The Gulf War is the first large-scale modern local war after the Cold War. The easy victory of this war made the United States get rid of the "Vietnam War Syndrome" that has been affecting itself for many years, enhanced its ability and confidence to intervene in international affairs, and fueled its ambition to dominate the world. After the Gulf War, the United States greatly increased its interference and involvement in global and regional affairs, such as Bosnia and Herzegovina, Somalia, Haiti and other regional affairs, as well as NATO's eastward expansion, sanctions, military strikes against Iraq, and launching the Kosovo war. These are concrete steps to promote power politics and neo-interventionism, which not only adversely affect regional security, but also damage world peace and stability. The direct economic losses caused by the Gulf War to Iraq amounted to about $200 billion. In the U.S. air strikes against Iraq, some infrastructure such as oil industry and transportation and some important military targets were bombed, which dealt a heavy blow to Iraq's future economic construction. Militarily, the Iraqi army lost more than two-thirds of its overall combat capability in the Gulf War, and more than forty divisions were destroyed. The number of casualties ranged from 85,000 to100,000. The Iraqi navy was completely destroyed in this war.

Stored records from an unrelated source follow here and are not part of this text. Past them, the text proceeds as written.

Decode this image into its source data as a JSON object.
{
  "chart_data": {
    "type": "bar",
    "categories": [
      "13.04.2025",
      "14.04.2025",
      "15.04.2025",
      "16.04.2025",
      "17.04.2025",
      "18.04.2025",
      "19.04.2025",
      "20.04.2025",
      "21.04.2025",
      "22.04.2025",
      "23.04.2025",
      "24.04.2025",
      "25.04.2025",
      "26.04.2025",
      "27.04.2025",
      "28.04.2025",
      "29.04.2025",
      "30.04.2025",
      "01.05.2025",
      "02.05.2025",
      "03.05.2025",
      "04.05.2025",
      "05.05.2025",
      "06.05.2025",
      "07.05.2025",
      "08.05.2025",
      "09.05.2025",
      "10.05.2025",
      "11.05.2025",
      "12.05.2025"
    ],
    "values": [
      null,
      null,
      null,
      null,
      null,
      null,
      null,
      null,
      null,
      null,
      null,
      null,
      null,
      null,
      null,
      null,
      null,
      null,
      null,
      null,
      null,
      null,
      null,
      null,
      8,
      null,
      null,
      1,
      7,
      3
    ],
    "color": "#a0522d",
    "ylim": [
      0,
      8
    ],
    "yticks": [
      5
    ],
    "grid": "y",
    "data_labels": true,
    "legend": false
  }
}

Before the outbreak of the Gulf War, with its rich oil and natural gas resources, Iraq's economic development was at the upper-middle level in the Middle East, and its per capita GNP was close to 4,000 US dollars. 199 1 After the Gulf War, Iraq's GDP only reached one-third of that before the war, and its per capita income fell to less than 400 dollars. The United States dropped about 300 tons of depleted uranium bombs in southern Iraq, which caused the incidence of difficult diseases such as leukemia and malignant tumors in this area to be 3.6 times higher than the national average, and the abortion rate of pregnant women was more than ten times that of the past. The Gulf War accelerated the disintegration of the Soviet Union and the end of the bipolar pattern, which was objectively beneficial to the development of multipolarization. The performance of the Soviet Union in the Gulf crisis and war shows that it has existed in name only as one pole in the bipolar pattern, and the former superpower can only let it develop. To a certain extent, the United States fought both Iraq and the Soviet Union in the Gulf War. After the Gulf War, the Soviet Union finally disintegrated, ending the bipolar pattern. The United States won a great victory in the Gulf War and became the only superpower after the Cold War, but this did not change the basic power balance in the world. On the contrary, the world is accelerating towards multipolarization.

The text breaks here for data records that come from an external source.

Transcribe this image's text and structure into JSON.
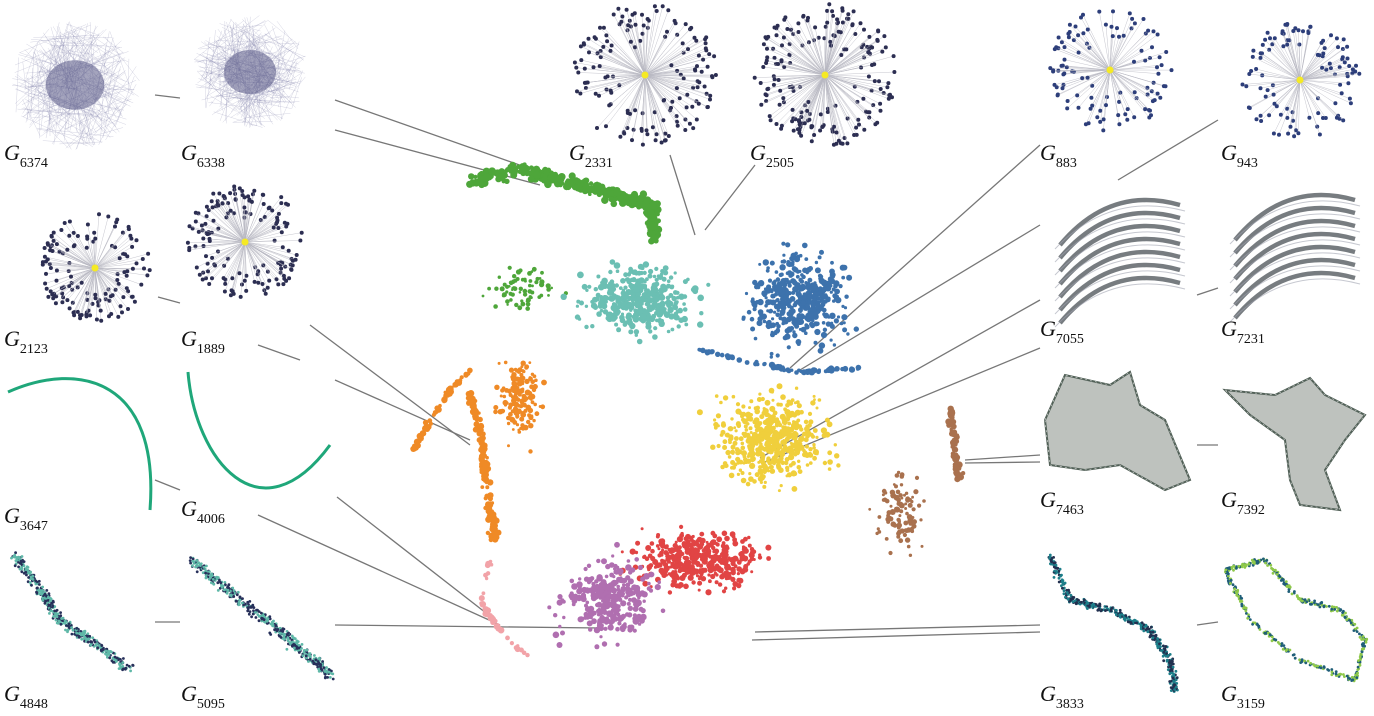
{
  "labels": {
    "g6374": {
      "letter": "G",
      "sub": "6374"
    },
    "g6338": {
      "letter": "G",
      "sub": "6338"
    },
    "g2331": {
      "letter": "G",
      "sub": "2331"
    },
    "g2505": {
      "letter": "G",
      "sub": "2505"
    },
    "g883": {
      "letter": "G",
      "sub": "883"
    },
    "g943": {
      "letter": "G",
      "sub": "943"
    },
    "g2123": {
      "letter": "G",
      "sub": "2123"
    },
    "g1889": {
      "letter": "G",
      "sub": "1889"
    },
    "g7055": {
      "letter": "G",
      "sub": "7055"
    },
    "g7231": {
      "letter": "G",
      "sub": "7231"
    },
    "g3647": {
      "letter": "G",
      "sub": "3647"
    },
    "g4006": {
      "letter": "G",
      "sub": "4006"
    },
    "g7463": {
      "letter": "G",
      "sub": "7463"
    },
    "g7392": {
      "letter": "G",
      "sub": "7392"
    },
    "g4848": {
      "letter": "G",
      "sub": "4848"
    },
    "g5095": {
      "letter": "G",
      "sub": "5095"
    },
    "g3833": {
      "letter": "G",
      "sub": "3833"
    },
    "g3159": {
      "letter": "G",
      "sub": "3159"
    }
  },
  "colors": {
    "cluster_green": "#4ea63a",
    "cluster_teal": "#6bbfb3",
    "cluster_blue": "#3d72ac",
    "cluster_yellow": "#f0cf3c",
    "cluster_orange": "#ef8a26",
    "cluster_red": "#e14444",
    "cluster_purple": "#b06fb0",
    "cluster_pink": "#f2a3a8",
    "cluster_brown": "#a9714e",
    "connector_line": "#777777",
    "star_node": "#2c2e52",
    "star_hub": "#f5ea24",
    "curve_green": "#1fa77a",
    "mesh_dark": "#3f4f45"
  }
}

The Gulf War shows the great power of high-tech weapons, which indicates that high-tech local wars, as the basic style of modern wars, have entered the world military stage. Due to the use of high-tech weapons, great changes have taken place in the operational ideas, operational styles, operational methods, command methods, organizational structure of combat troops, and the process and outcome of the war, which strongly impacted the traditional concept of war formed since the Second World War, and prompted the upsurge of studying new future wars around the world, thus triggering a worldwide military revolution characterized by the transformation from mechanized warfare to information warfare!